Title: The Goblin Emperor
Author: Katherine Addison
Publisher: Tor Books, 2014
Every once in a while, a fantasy novel comes around that doesn’t follow the trends that one almost comes to expect of the genre. If you’re the type who’s looking for sword and sorcery, flaming dragons and epic quests involving objects of power, this is not your novel. If, however, you’re looking for a slow-moving, gradually unfolding tale about an uncomplicated young man who finds himself quite suddenly thrust into the predicament of becoming an emperor, Maia’s story might just well be what you’re looking for.
Maia is the unwanted result of the marriage between the the Goblin princess Chenelo and the emperor of the Elflands. What was supposed to be a political marriage was never intended to produce an heir, let alone a halfbreed, and Maia has spent most of his childhood growing up in an isolate estate with only a relative to care for him (and not very well at that). When the emperor and his heirs die in freak airship accident, Maia is thrust from anonymity onto the emperor’s throne, as he is eldest heir.

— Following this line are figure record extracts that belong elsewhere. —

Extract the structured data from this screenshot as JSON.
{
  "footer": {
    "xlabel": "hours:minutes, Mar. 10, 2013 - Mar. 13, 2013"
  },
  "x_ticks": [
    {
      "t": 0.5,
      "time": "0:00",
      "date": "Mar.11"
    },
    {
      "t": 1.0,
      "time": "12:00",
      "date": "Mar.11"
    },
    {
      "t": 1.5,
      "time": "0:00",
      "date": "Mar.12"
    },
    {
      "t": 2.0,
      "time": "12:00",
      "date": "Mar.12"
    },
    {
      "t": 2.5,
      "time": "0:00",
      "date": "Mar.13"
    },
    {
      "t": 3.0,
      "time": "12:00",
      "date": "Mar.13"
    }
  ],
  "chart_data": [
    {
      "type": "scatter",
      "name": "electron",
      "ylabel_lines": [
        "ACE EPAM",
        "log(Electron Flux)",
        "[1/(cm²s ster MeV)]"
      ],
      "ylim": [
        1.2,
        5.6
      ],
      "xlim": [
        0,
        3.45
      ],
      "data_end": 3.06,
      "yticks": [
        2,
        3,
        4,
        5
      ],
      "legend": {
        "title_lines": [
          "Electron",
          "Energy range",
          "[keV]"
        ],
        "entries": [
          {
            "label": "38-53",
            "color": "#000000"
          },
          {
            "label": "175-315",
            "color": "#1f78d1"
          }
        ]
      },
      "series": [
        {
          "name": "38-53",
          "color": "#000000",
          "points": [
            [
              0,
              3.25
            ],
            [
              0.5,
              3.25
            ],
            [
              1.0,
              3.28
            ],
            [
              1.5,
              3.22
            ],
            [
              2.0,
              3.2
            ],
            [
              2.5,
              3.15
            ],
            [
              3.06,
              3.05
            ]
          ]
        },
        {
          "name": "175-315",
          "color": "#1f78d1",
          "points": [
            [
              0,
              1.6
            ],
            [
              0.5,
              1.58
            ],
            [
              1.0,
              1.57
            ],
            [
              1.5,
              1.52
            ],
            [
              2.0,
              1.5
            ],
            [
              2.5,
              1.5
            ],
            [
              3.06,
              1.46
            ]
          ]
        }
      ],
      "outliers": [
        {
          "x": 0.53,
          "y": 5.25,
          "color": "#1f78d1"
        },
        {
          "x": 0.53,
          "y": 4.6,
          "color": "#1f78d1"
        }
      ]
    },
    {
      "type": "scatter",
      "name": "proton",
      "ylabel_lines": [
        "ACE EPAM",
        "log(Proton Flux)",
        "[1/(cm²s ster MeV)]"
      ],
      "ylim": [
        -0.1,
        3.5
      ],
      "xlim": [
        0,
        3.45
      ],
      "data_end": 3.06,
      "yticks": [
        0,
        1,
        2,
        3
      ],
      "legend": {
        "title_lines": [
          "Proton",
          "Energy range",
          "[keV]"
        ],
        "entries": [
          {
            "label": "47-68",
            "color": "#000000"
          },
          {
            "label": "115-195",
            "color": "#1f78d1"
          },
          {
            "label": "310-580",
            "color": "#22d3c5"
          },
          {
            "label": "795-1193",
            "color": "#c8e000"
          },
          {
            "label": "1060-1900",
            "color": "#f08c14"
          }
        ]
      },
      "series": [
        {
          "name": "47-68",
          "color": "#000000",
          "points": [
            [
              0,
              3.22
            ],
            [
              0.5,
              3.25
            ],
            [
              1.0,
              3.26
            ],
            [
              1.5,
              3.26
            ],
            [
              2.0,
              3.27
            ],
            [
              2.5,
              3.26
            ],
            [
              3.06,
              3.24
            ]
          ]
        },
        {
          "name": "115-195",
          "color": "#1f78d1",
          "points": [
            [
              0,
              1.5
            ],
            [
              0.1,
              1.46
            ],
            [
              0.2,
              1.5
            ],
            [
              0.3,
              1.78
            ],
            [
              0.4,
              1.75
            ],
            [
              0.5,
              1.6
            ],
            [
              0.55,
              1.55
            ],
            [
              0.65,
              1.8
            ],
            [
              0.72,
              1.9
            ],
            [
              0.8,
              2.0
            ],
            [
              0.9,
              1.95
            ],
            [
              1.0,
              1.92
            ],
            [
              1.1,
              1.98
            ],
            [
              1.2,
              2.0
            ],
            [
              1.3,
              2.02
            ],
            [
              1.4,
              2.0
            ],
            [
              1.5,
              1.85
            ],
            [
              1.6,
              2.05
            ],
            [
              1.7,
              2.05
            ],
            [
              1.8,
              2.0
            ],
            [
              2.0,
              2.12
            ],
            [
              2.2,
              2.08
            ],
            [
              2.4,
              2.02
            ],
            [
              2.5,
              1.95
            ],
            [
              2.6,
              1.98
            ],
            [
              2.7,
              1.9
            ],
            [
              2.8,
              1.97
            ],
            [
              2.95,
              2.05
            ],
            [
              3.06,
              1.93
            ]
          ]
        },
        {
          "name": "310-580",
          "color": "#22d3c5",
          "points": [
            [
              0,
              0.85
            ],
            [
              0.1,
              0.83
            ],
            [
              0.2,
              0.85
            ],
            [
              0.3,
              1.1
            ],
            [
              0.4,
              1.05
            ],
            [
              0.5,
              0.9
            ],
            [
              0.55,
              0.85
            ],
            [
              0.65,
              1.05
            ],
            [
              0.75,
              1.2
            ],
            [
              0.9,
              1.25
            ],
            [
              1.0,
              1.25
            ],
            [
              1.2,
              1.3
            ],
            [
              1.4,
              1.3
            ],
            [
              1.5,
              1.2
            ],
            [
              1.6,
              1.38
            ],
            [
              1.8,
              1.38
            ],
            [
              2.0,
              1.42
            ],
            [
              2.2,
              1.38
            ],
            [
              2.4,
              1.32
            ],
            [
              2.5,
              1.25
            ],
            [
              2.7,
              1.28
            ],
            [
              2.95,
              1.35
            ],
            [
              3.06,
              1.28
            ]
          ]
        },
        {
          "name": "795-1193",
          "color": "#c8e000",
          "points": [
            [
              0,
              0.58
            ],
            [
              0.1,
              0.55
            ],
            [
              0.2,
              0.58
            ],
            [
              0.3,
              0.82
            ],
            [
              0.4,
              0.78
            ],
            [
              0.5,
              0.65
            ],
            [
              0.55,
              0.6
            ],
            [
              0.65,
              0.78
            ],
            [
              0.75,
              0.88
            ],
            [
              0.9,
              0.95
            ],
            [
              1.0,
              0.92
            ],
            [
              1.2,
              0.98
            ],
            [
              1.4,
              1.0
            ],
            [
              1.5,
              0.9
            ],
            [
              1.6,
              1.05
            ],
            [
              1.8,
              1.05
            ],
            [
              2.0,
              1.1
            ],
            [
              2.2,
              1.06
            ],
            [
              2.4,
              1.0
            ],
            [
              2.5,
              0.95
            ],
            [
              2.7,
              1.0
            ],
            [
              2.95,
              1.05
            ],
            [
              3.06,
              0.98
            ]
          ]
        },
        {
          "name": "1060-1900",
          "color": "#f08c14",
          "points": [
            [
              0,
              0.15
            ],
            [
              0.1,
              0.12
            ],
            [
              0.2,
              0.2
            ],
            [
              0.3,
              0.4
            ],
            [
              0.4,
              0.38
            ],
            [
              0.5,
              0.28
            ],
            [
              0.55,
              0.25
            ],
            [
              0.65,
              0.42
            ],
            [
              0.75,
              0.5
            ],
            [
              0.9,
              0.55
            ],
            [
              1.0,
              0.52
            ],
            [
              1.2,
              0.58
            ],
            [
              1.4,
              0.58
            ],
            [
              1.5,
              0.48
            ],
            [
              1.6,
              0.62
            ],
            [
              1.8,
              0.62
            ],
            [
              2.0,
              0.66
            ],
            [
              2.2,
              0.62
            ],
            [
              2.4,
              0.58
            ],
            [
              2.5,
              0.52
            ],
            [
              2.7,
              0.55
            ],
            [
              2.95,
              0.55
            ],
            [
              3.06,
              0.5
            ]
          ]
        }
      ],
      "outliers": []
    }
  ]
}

Court politics, as he soon discovers, can be deadly, and not everyone is pleased that a half-Goblin is seated on the throne. What also counts against him is his complete naïveté when it comes to intrigue and yet, this very same weakness also proves to be his greatest strength while he establishes his rule. What is clear from the outset is that Maia is a good person. His honesty, his almost-painful lack of guile, elicited a need for me to see him succeed in the snake pit of the imperial court.
There are moments when his social ineptitude made me cringe, but by equal measure watching him grow into his role was ultimately rewarding, even if most of the action – this is partly a murder mystery – takes place offscreen, so to speak. Such action, as it occurs, is brief, and focus is rather placed on the subtle, interpersonal relations between the characters.
This is not a fast-moving novel by any measure. Katherine Addison’s prose is detailed and textured, and at times the array of names for people and places is bewildering (and possibly intentionally so, to create a sense of disorientation that Maia might feel at his situation). Yet the story is compelling, down to the last chapter, to be savoured for the rich world building and the slow weave of power play. The Goblin Emperor’s awarding of the 2015 Locus Award for “Best Fantasy Novel” is well deserved.